Again, that's before the rolling shutdowns killed off Australia's deliveries.

The question those who have plonked down deposits in Australia are surely asking, then, is when did Toyota know they wouldn't meet their delivery guidelines?

Honestly, we don't know. But we'll recap the key timings here, based on when CarsGuide published relevant articles.

Honestly, we really feel for Toyota here. Clearly it would love to be making more vehicles, and some things truly are out of its control. Full transparency, though, will be key to keeping its most loyal customers happy.

June 10, 2021: Toyota unveils the new LC300, while the brand's local arm confirms Q4 2021 deliveries for the new model in Australia.

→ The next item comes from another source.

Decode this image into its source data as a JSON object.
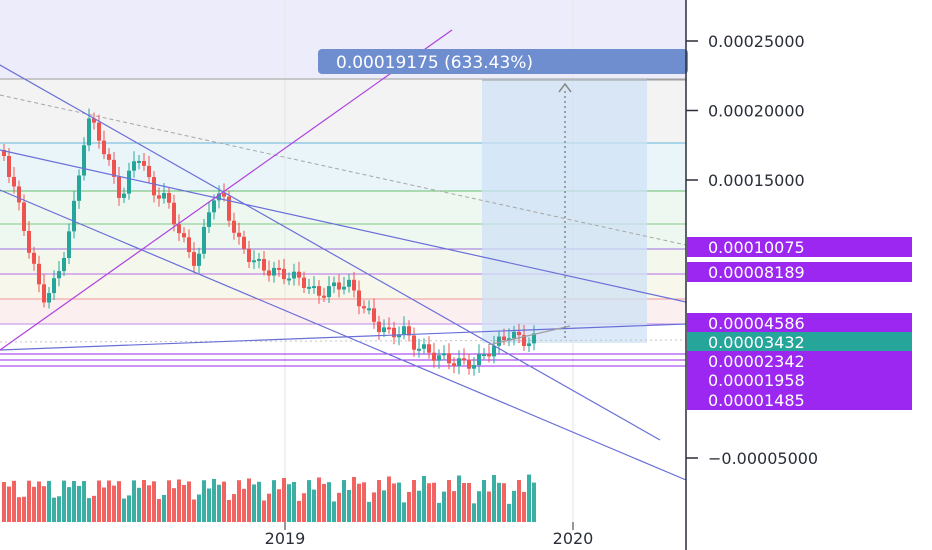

June 28, 2021: Toyota officially opens its expressions of interest website in Australia, and reveals top-line LC300 specs.

July 23, 2021: Toyota in Japan reveals a re-sale pledge it's asking its customers to agree to in the face of soaring pre-order figures for the new model.

August 4, 2021: Toyota Australia reveals full pricing and specification detail for LC300, including trim levels, equipment and specification, saying "it will launch two dramatically contrasting flagship LandCruiser variants when the all-new 4WD range goes on sale in the fourth quarter of this year."

August 19, 2021: Toyota in Japan confirm production stoppages, revealing that the LC300 plant will be shuttered for 20 days into September.

September 3, 2021: Toyota Australia confirms LC300 delays in a press release, saying that dealers are contacting customers, but that no new timeframe do deliveries can be given.

September 10, 2021: Toyota in a Japan reveals rolling stoppages will continue into October, with another 70,000 vehicles cut from September targets, and a whopping 330,000 units lost in October. The new stoppages don't appear to directly impact the LC300, but the brand warns "the outlook for November and beyond is uncertain".

The big question now, of course, is just when the LC300 might arrive in Australia in any real numbers. We know Toyota has cleared up a handful of demonstrator models to drum up more interest in the new LandCruiser, but beyond that? It's still a mystery.